Batali’s lawyers did not comment before the jury selection began on Monday in Boston Municipal Court. Chef’s lawyers had earlier said that the allegation was baseless.
His accuser also filed a civil suit against Batali seeking unspecified damages for “serious emotional distress” that is still pending in Suffolk County Superior Court in Boston. His lawyer did not respond to emails on Friday.
Batali is among several high-profile men who have faced public protests in recent years during the #MeToo social movement against sexual abuse and harassment.
The 61-year-old was once a part of the Food Network on shows like “Molto Mario” and “Iron Chef America.” But the ponytail- and orange croc-clad personality’s high-flying career was torn apart amid allegations of sexual misconduct.
He quit the ABC cooking show “The Chew” in 2017 after four women accused him of inappropriate touching, withdrawing from day-to-day operations at his restaurant empire.
Batali has offered an apology, admitting the allegations “match” with the way he acted.
“I have made many mistakes and I am very sorry that I have let my friends, my family, my fans and my team down,” he said in an email newsletter at the time. “My behavior was wrong and there is no excuse. I take full responsibility.”

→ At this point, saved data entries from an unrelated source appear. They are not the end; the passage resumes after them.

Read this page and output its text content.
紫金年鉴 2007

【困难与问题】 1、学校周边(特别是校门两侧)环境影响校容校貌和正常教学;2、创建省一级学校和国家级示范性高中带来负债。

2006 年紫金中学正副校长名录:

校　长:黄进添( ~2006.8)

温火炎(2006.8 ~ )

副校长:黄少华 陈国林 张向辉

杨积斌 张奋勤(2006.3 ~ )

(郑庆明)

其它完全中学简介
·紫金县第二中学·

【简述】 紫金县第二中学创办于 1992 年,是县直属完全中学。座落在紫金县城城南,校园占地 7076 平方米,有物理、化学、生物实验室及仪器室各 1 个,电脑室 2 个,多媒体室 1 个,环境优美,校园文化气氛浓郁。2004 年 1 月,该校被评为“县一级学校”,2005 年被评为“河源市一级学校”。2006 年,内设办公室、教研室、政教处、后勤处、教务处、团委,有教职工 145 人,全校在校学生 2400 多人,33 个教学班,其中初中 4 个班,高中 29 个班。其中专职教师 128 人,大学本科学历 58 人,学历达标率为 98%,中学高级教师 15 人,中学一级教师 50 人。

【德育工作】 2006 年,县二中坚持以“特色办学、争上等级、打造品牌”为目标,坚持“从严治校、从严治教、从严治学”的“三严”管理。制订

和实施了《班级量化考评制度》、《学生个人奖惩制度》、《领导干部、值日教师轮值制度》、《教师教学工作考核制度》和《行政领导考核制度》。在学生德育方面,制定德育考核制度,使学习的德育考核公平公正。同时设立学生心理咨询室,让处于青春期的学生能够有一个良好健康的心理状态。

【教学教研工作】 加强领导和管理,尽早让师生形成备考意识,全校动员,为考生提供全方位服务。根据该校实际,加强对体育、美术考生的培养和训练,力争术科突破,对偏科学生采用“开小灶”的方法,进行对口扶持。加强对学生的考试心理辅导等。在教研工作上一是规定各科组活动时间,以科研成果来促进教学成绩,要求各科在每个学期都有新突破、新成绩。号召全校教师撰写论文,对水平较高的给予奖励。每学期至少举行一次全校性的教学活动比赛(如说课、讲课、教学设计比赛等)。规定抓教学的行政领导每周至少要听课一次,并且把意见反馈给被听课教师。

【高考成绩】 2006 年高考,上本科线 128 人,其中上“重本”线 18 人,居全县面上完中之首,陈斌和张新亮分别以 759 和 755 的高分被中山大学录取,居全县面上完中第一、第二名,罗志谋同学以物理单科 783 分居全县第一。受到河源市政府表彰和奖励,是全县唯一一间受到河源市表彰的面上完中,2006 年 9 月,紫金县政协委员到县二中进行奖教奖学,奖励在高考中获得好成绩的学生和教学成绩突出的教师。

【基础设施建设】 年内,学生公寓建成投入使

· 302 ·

Last year, Batali, his business partners, and his New York City restaurant company agreed to pay $600,000 to settle a four-year investigation by the New York Attorney General’s office alleging that Batali, restaurant managers and other workers had sexually assaulted the employees.
In Boston, they opened a branch of the popular Italian food market Eataly in the city’s Prudential Center in 2016 as well as a Babbo Pizzeria e Enoteca in the city’s Port District in 2015.
Batali has since been bought out of its stake in Eataly, which still has dozens of locations around the world, including Boston, and the city’s closed Babbo restaurant.